The second sentence of the quoted regulation commands that “[s]uch identification shall be made as soon after the filing of the claim as the evidence obtained per-mits_” (emphasis added). The majority opinion contends that the plain meaning of this sentence “appears to be at odds with the language of the first sentence.” As a result, the majority chooses to read the second sentence completely out of the regulation for all practical purposes. The imperative contained in the second sentence should be read in combination with the first; obviously it was not intended to have no meaning at all. The majority opinion seems to violate the very rule on which it purports to rely: “[ejvery statute must be viewed in its entirety so that each part has *1307a sensible and intelligent effect harmonious with the whole.” Payne v. Panama Canal Co., 607 F.2d 155, 164 (5th Cir.1979). Clearly, any “harmonious construction” of the regulation would give the second sentence “a sensible and intelligent effect.” I would read § 725.412(a) to command that the deputy commissioner designate a responsible operator as soon as the evidence reasonably permits him to do so.

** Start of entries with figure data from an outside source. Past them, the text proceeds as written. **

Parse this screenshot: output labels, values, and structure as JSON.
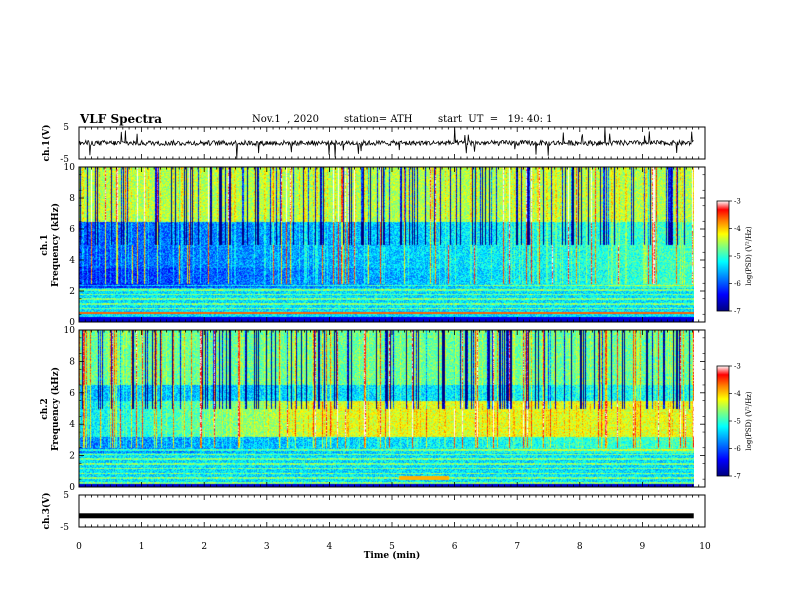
{
  "header": {
    "title": "VLF Spectra",
    "date": "Nov.1  , 2020",
    "station": "station= ATH",
    "start": "start  UT  =   19: 40: 1"
  },
  "chart_data": [
    {
      "type": "line",
      "panel": "waveform-ch1",
      "ylabel": "ch.1(V)",
      "ylim": [
        -5,
        5
      ],
      "yticks": [
        "5",
        "-5"
      ],
      "description_values": "noisy waveform near 0 V with spikes"
    },
    {
      "type": "heatmap",
      "panel": "spectrogram-ch1",
      "ylabel_lines": [
        "ch.1",
        "Frequency  (kHz)"
      ],
      "ylim": [
        0,
        10
      ],
      "yticks": [
        "0",
        "2",
        "4",
        "6",
        "8",
        "10"
      ],
      "colorbar": {
        "label": "log(PSD) (V²/Hz)",
        "range": [
          -7,
          -3
        ],
        "ticks": [
          "-3",
          "-4",
          "-5",
          "-6",
          "-7"
        ],
        "colormap": [
          "#00007f",
          "#0000ff",
          "#007fff",
          "#00ffff",
          "#7fff7f",
          "#ffff00",
          "#ff7f00",
          "#ff0000",
          "#ffffff"
        ]
      }
    },
    {
      "type": "heatmap",
      "panel": "spectrogram-ch2",
      "ylabel_lines": [
        "ch.2",
        "Frequency  (kHz)"
      ],
      "ylim": [
        0,
        10
      ],
      "yticks": [
        "0",
        "2",
        "4",
        "6",
        "8",
        "10"
      ],
      "colorbar": {
        "label": "log(PSD) (V²/Hz)",
        "range": [
          -7,
          -3
        ],
        "ticks": [
          "-3",
          "-4",
          "-5",
          "-6",
          "-7"
        ],
        "colormap": [
          "#00007f",
          "#0000ff",
          "#007fff",
          "#00ffff",
          "#7fff7f",
          "#ffff00",
          "#ff7f00",
          "#ff0000",
          "#ffffff"
        ]
      }
    },
    {
      "type": "line",
      "panel": "waveform-ch3",
      "ylabel": "ch.3(V)",
      "ylim": [
        -5,
        5
      ],
      "yticks": [
        "5",
        "-5"
      ],
      "value_level": -1.5
    }
  ],
  "xaxis": {
    "label": "Time  (min)",
    "xlim": [
      0,
      10
    ],
    "ticks": [
      "0",
      "1",
      "2",
      "3",
      "4",
      "5",
      "6",
      "7",
      "8",
      "9",
      "10"
    ],
    "data_end": 9.82
  }
}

Statutory interpretation problems aside, the message sent out by the majority opinion is to encourage sloppy and unreasonable administration of the Act by government officials charged with its enforcement to the potential detriment of responsible operators. There is no dispute that the deputy commissioner had the necessary evidence to name Oglebay Norton as the responsible operator almost a decade before it was so designated. This inexplicable and unexplained delay not only evidences careless administration, but also may well cause unfair prejudice to the operator. By the time Oglebay Norton was designated, the coal miner whose claim was to be adjudicated had already died. There was therefore no further opportunity to conduct its own discovery and medical examination of the miner. In addition, other potential witnesses may have died or otherwise become unavailable in the ten years that have passed since the deputy commissioner was originally given notice to name Oglebay Norton as the responsible operator. The result reached may also present a due process question in light of the affirmative mandate of § 725.412(a), which has been ignored by the director. At the very least, Oglebay Norton deserves a fair opportunity to demonstrate through an evidentiary hearing the potential prejudice resulting from this long delay before it is called upon to respond for substantial liability.
The fact that the trust fund may, or may not, have adequate reserves or funding should not be deemed a pertinent factor in this decision. I find Crabtree v. Bethlehem Steel Corp., 7 BLR 1-354 (1984), persuasive authority, although it is true we do not have to follow it. There need be no requirement that the deputy commissioner must identify all potential responsible operators in one proceeding, but he should identify or make identification “as soon after the filing of the claim as the evidence obtained permits.”
For the foregoing reasons, I respectfully DISSENT.